Model Name | Description | 📚 Training Dataset | 📁 path/link |
---|---|---|---|
dgv2.cbioportal.128.e500.bin |
Embedding model for genes/variants using co-occurrence patterns | TCGA + cBioPortal | METk pretrained model |
cfDNA_classifier.pk |
Primary classifier for distinguishing CH vs. tumor | Razavi et al. cfDNA dataset | models/cfDNA_classifier.pk |
metaClassifier.pk |
Stacked model combining multiple feature types | Same as cfDNA_classifier.pk |
models/metaClassifier.pk |
seq1_classifier.pk |
Sequence-based classifier for CH-O vs. rest | msk_impact_2017 + msk_ch_2020 |
models/seq1_classifier.pk |
seq2_classifier.pk |
Sequence-based classifier for CH-NO vs. rest | msk_impact_2017 + msk_ch_2020 |
models/seq2_classifier.pk |
| metkmodel.pk
| Embedding model for genes/variants using co-occurrence patterns | TCGA + cBioPortal | |
Feature extraction to generate Gene embeddings, Variant embeddings and Functional prediction scores relies on METk.
METk supports both SNVs and INDELs.
We strongly recommend using the Docker setup for consistent execution.
- METk Training data:
- TCGA: https://portal.gdc.cancer.gov
- cBioPortal studies: https://www.cbioportal.org
- cfDNA classifier training dataset: Available from Razavi et al.
- sequence-based classifier dataset:
msk_impact_2017
,msk_ch_2020
- External validation sets: Chin et al., Chabon et al., Leal et al., Zhang et al.
- Comparison models: Fairchild et al., SSGAN
Some datasets may require access requests.
This project is licensed under the Apache License 2.0.

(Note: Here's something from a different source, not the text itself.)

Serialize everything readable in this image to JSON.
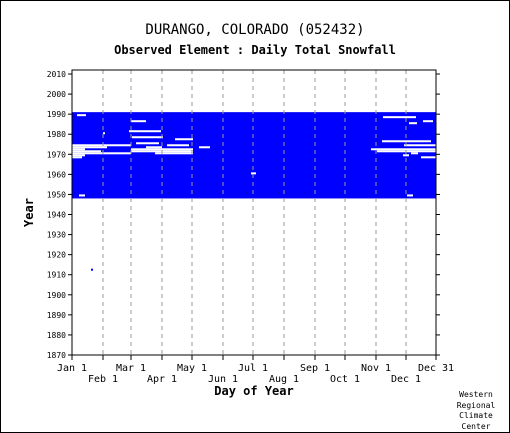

⚠️ IMPORTANT: Users are responsible for reviewing and complying with the licenses of all third-party components used by MetaCH and METk.
If you use MetaCH, please cite:
An artificial intelligence-based model for prediction of clonal hematopoiesis variants in cell-free DNA samples
Arango-Argoty, G., Haghighi, M., Sun, G.J., Choe, E.Y., Markovets, A., Barrett, J.C., Lai, Z. and Jacob, E.
npj Precision Oncology 9.1 (2025): 147., DOI: Link
Please open a GitHub issue for needed support.
This repository accompanies the publication of MetaCH and provides all necessary tools for variant origin prediction and result reproduction.